Appeal from 221 F. 829 dismissed.
The facts, which involve the jurisdiction of this Court of appeals in bankruptcy proceedings from the circuit court of appeals under § 4 of the Act of January 28, 1915, are stated in the opinion.
Memorandum opinion by MR. JUSTICE McREYNOLDS, by direction of the court:
The I. Rheinstrom & Sons Company was adjudged a bankrupt in April, 1912. Liens upon its property were claimed by appellees under a Kentucky statute which appellants (general creditors) maintained contravened the Fourteenth Amendment to the Constitution of the United States.

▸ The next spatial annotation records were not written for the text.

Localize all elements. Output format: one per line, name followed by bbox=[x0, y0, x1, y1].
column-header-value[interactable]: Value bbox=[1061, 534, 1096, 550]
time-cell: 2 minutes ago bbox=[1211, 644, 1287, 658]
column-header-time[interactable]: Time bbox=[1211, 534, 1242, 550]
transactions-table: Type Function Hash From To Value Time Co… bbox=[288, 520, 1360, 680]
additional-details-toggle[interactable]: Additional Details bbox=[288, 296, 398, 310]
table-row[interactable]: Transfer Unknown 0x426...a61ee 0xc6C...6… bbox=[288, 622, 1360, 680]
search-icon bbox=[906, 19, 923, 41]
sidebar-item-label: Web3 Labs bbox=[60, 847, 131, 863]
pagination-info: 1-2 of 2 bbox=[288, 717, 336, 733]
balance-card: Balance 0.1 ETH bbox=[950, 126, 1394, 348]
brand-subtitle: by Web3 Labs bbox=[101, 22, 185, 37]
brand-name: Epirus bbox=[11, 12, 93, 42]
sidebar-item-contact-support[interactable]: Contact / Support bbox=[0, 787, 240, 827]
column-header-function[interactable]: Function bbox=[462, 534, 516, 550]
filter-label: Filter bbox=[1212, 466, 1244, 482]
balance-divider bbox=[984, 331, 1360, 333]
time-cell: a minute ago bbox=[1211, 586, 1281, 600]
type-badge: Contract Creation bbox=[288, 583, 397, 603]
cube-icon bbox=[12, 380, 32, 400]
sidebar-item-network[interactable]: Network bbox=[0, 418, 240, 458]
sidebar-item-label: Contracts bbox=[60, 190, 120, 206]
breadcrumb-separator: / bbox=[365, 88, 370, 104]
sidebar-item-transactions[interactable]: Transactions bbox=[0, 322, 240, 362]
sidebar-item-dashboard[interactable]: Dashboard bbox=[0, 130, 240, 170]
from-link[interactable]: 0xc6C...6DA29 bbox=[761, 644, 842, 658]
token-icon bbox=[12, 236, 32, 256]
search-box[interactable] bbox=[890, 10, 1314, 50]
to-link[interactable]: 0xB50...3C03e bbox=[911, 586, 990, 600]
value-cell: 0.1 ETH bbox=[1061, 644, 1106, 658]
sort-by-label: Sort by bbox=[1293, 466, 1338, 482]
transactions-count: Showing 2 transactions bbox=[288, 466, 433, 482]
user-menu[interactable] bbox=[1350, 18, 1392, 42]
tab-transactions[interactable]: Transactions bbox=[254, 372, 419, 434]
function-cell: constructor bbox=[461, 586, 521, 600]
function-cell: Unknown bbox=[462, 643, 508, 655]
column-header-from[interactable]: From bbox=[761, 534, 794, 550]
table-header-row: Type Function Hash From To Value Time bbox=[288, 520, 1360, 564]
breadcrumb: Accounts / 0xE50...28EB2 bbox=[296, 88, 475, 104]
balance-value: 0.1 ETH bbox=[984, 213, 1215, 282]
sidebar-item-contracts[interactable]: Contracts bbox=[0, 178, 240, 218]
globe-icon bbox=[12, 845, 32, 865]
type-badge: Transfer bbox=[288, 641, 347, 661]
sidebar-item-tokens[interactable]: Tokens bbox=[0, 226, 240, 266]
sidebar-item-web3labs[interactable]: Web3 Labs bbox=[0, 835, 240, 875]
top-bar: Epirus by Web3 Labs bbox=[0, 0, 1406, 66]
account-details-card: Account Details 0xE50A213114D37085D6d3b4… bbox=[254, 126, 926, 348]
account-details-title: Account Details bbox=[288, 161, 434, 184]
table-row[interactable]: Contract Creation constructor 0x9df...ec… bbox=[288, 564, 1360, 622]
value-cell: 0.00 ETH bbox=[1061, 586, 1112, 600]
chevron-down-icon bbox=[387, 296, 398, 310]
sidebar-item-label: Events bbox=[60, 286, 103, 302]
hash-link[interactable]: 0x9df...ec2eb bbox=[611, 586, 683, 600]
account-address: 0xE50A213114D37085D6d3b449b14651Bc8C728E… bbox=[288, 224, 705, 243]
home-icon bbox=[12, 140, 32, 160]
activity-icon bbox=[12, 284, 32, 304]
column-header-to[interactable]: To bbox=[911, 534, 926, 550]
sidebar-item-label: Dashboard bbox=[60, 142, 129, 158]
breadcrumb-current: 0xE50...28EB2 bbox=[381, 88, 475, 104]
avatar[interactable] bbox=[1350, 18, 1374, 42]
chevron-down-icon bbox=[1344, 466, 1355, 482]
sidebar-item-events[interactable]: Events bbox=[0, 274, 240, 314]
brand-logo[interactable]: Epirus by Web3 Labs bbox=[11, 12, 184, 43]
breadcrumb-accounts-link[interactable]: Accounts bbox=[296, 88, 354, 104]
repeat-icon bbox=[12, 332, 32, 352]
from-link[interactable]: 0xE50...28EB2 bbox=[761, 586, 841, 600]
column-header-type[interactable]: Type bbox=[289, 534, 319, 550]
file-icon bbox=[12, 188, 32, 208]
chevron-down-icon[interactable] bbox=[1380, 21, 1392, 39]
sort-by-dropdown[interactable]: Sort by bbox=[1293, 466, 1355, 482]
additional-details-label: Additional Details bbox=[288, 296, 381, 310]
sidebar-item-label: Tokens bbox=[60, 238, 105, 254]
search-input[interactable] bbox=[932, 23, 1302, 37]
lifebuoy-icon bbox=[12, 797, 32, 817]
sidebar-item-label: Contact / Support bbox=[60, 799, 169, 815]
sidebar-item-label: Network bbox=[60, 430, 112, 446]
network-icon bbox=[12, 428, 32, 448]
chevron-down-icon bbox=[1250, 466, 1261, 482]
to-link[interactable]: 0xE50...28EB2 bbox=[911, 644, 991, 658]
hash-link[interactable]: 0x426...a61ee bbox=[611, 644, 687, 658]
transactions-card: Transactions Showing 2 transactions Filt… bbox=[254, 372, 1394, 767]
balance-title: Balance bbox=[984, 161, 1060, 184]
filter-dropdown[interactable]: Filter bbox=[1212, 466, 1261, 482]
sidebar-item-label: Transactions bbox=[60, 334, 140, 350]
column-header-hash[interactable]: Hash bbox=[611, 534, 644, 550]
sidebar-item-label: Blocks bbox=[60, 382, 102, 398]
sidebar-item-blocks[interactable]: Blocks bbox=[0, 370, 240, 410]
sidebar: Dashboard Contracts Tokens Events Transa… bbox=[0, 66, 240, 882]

Overruling the referee, the district court allowed the liens (207 F. 119), and this action was approved by the circuit court of appeals, March 2, 1915, in an opinion which expressly upheld the validity of the statute (221 F. 829). Appellees have moved to dismiss the present appeal.
Section 4, Act of Congress, approved January 28, 1915 (38 Stat. 803, 804, c. 22), provides:
"That the judgments and decrees of the circuit courts of appeals in all proceedings
and cases arising under the Bankruptcy Act and in all controversies arising in such proceedings and cases shall be final, save only that it shall be competent for the Supreme Court to require by certiorari, upon the petition of any party thereto, that the proceeding, case, or controversy be certified to it for review and determination, with the same power and authority as if taken to that court by appeal or writ of error; but certiorari shall not be allowed in any such proceeding, case, or controversy unless the petition therefor is presented to the Supreme Court within three months from the date of such judgment or decree."
Manifestly, the words of the quoted section include the decree below, and inhibit an appeal therefrom. It is argued, however, that they should be so construed as to exclude causes requiring interpretation of state statutes and application of the federal Constitution, and thereby limited in effect to the supposed purpose of Congress to relieve this Court only from the necessity of reviewing bankruptcy cases which "involve complicated questions of fact, rather than of law." We see no reason to doubt that the plain language of the enactment aptly expresses the fixed legislative intent. The appeal is accordingly dismissed for want of jurisdiction.